Stadt muss für den Staat einkaufen gehen

  • Stefanie Zipfer
    vonStefanie Zipfer
    schließen

Aus einem vom Kultusministerium bereitgestellten „Sonderbudget Lehrerdienstgeräte“ bekommt die Stadt 114 000 Euro zugeteilt. Glücklich ist man mit der Förderung im Rathaus dennoch nicht. Der Einbau von CO2-Sensoren in den Dachauer Klassenzimmern geht voran.

Dachau – In den Dachauer Klassenzimmern piept und pfeift es neuerdings. Grund dafür sind die neuen CO2-Sensoren, die sich melden, wenn die Luft in den Räumen zu stickig und es Zeit zum Lüften wird.

Die rund 160 Sensoren, so klärte Oberbürgermeister Florian Hartmann am vergangenen Mittwoch den in Vertretung des Stadtrats tagenden Ferienausschuss auf, seien relativ „klein, wie Temperaturmessgeräte“. Nach Rücksprache mit den Grund- und Mittelschulen der Stadt habe man sich bewusst für diese Gerätevariante entschieden, da nach der Erfahrung der Lehrkräfte blinkend-bunte CO2-Ampeln, die die Luftqualität zwar ebenso gut erfassen können, die Kinder nur nervös machen würden. „Da schauen ja alle nur noch auf die Ampeln“, so die Befürchtung der Lehrkräfte.

Der zweite Vorteil der Messgeräte: Sie sind nicht nur von der Bauart kleiner als die – beispielsweise im Landkreis Dachau – eingesetzten CO2-Ampeln, sondern auch günstiger. Während die Ampeln zum Stückpreis von 200 Euro eingekauft werden mussten, gibt es die kleinen Sensoren schon für den halben Preis.

Freude über Förderung hält sich in Grenzen

Viel Geld spart sich die Stadt aber auch, was die Anschaffung sogenannter Lehrerdienstgeräte betrifft. 114 Stück Dienst-Laptops/Tablets kann die Verwaltung davon nun anschaffen, dank einer Förderung des Freistaats in Höhe von 114 000 Euro. Dennoch will sich die große Freude darüber nicht einstellen bei den Verantwortlichen. Wie der zuständige Amtsleiter im Rathaus, Markus Haberl, nämlich im Ferienausschuss ausführte, decke der Zuschuss bei weitem nicht den Bedarf: Die sechs im Zuständigkeitsbereich der Stadt stehenden Schulen hatten 178 Geräte angemeldet, wobei selbst diese Zahl in den kommenden Jahren – bei steigender Schülerzahl, neu zu bauenden Schulen sowie neu einzustellenden Voll- oder Teilzeit-Lehrern – bei weitem nicht reichen dürfte.

Außerdem gehe die Förderung des Ministeriums „völlig an der Realität vorbei“. Bislang sei nämlich nur geklärt, dass die Träger der Schulen die Geräte kaufen und der Freistaat sie zahlen muss.
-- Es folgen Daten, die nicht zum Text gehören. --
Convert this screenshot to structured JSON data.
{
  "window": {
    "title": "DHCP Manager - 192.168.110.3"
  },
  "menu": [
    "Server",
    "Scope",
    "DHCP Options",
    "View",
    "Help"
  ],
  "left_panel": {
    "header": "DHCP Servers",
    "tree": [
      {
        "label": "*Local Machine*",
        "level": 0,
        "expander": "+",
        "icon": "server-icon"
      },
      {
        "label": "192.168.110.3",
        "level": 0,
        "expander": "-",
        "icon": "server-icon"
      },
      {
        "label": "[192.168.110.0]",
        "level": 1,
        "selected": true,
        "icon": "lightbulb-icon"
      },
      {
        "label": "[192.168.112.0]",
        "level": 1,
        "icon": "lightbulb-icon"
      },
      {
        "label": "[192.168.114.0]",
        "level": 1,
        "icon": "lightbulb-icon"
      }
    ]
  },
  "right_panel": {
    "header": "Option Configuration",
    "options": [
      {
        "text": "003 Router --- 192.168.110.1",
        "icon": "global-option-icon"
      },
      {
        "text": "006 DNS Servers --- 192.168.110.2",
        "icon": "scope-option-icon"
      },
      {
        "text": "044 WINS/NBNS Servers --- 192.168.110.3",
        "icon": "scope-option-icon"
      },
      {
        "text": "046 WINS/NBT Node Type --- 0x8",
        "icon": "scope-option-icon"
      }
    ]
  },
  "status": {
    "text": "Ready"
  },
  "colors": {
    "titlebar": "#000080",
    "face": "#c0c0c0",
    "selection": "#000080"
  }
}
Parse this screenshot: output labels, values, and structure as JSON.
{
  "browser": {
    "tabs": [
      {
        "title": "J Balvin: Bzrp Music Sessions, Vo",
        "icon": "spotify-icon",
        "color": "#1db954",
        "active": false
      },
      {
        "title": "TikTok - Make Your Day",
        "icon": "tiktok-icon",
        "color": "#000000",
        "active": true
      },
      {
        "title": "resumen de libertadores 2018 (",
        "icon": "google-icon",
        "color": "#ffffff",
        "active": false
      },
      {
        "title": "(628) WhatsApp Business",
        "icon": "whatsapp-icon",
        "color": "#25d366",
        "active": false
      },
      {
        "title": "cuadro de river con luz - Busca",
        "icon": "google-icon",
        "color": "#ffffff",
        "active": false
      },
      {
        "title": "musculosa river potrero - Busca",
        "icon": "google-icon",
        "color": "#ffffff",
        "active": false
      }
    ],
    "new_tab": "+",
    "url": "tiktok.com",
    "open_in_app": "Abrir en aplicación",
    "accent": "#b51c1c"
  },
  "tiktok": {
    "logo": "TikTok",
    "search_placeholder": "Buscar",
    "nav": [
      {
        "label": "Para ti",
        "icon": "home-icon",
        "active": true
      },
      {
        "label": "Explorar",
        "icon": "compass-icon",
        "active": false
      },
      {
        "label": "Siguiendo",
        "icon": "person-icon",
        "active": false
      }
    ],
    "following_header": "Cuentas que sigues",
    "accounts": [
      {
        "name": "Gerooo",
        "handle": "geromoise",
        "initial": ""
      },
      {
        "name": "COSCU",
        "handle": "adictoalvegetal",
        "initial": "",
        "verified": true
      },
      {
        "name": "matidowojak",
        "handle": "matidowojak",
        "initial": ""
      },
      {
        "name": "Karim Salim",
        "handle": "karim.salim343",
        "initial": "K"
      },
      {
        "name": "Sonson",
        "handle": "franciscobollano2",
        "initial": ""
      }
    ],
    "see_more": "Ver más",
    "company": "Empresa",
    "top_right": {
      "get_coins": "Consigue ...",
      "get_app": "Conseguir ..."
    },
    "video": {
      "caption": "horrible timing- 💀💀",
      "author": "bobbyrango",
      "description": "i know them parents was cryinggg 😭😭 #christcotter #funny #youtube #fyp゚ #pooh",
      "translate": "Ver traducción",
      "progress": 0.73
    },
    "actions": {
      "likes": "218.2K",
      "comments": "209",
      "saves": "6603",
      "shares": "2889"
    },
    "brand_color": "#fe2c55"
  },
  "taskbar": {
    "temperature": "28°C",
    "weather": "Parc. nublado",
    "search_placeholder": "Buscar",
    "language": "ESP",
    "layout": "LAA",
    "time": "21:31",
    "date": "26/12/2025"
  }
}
Wer sich jedoch um den Support oder etwaige Reparaturen beziehungsweise Ersatzbeschaffungen kümmern wird, sei nirgendwo festgeschrieben.

Überhaupt, so OB Hartmann, seien die Lehrer ja eigentlich Beschäftigte des Freistaats, die Stadt als sogenannter Sachaufwandsträger der Schulen für deren Ausrüstung eigentlich gar nicht zuständig. Der Bayerische Städtetag appellierte daher bereits in einem Rundschreiben eindringlich, „keine Geräte über die Förderung hinaus zu beschaffen, weil dies Aufgabe des Freistaats ist“. In Summe, so fand auch die Verwaltung, handle es sich bei dem „Sonderbudget“ um einen „kurzfristigen Schnellschuss“ des Kultusministeriums.
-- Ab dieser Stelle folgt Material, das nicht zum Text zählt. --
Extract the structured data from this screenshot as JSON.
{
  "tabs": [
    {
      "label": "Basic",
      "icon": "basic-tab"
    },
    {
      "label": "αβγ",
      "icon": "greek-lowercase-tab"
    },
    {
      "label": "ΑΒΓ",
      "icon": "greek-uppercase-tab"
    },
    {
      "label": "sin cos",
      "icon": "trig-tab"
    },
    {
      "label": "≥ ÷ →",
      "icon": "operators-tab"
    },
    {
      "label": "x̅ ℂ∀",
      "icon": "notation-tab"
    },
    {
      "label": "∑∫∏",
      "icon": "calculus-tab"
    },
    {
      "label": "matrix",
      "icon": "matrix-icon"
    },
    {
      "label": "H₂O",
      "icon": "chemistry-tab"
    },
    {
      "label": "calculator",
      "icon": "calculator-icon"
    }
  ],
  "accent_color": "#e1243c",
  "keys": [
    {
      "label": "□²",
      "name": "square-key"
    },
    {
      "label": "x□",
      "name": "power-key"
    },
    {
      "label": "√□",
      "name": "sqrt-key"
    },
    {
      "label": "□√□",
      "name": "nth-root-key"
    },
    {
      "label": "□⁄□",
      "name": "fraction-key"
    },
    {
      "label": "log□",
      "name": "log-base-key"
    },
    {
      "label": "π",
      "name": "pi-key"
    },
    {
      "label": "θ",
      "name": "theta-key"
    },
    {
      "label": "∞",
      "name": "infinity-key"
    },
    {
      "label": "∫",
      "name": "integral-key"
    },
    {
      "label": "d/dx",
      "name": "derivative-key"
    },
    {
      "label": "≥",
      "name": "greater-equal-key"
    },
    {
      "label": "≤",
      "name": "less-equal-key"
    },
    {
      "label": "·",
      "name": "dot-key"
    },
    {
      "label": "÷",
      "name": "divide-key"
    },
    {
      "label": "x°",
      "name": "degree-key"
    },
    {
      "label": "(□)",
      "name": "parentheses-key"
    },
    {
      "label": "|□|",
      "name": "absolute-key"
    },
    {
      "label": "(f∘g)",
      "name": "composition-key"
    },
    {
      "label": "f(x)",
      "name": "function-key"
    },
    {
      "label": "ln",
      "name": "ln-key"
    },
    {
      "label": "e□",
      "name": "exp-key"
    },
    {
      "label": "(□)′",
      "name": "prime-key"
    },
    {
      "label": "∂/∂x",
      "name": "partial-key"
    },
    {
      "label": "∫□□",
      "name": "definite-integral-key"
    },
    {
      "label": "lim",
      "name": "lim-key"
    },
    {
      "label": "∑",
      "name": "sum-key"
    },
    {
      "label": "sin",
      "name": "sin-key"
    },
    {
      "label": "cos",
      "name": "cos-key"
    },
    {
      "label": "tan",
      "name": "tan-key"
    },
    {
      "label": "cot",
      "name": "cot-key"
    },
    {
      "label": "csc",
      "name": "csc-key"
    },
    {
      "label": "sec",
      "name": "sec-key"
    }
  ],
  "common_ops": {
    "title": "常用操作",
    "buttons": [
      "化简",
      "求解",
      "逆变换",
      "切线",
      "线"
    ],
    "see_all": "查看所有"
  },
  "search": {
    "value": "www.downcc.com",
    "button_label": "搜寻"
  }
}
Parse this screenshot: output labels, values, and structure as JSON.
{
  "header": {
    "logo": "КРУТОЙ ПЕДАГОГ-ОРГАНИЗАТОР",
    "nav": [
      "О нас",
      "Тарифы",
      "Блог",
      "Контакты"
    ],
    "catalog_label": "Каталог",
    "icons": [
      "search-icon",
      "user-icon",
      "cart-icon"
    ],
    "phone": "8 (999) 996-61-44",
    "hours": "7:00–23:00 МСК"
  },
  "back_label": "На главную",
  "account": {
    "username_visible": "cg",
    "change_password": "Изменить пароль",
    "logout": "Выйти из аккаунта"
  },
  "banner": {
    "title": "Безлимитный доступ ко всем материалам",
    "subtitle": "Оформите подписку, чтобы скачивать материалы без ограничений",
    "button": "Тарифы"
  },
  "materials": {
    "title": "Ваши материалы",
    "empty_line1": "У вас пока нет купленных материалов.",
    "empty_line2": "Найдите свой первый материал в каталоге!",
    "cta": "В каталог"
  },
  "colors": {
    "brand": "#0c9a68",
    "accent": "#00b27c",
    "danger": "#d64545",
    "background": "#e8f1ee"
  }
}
Den Stadträten blieb am Ende dennoch nichts anderes, als die sofortige Bestellung der 114 Geräte à 1000 Euro abzunicken. Zudem wird die Verwaltung versuchen, aus dem Sonderbudget vielleicht doch noch etwas mehr Geld herauszuschlagen, um die maximale Anzahl von 178 Geräten kaufen zu können.

Aus eigenen Mitteln, das steht dagegen schon heute fest, wird die Stadt die zusätzlichen Computer nicht kaufen können: Aufgrund ihrer schwierigen Haushaltslage darf die Stadt nur noch Geld für Pflichtaufgaben ausgeben: Anschaffungen, die eigentlich in die Zuständigkeit des Staats fallen, gehören nicht zu diesen Aufgaben.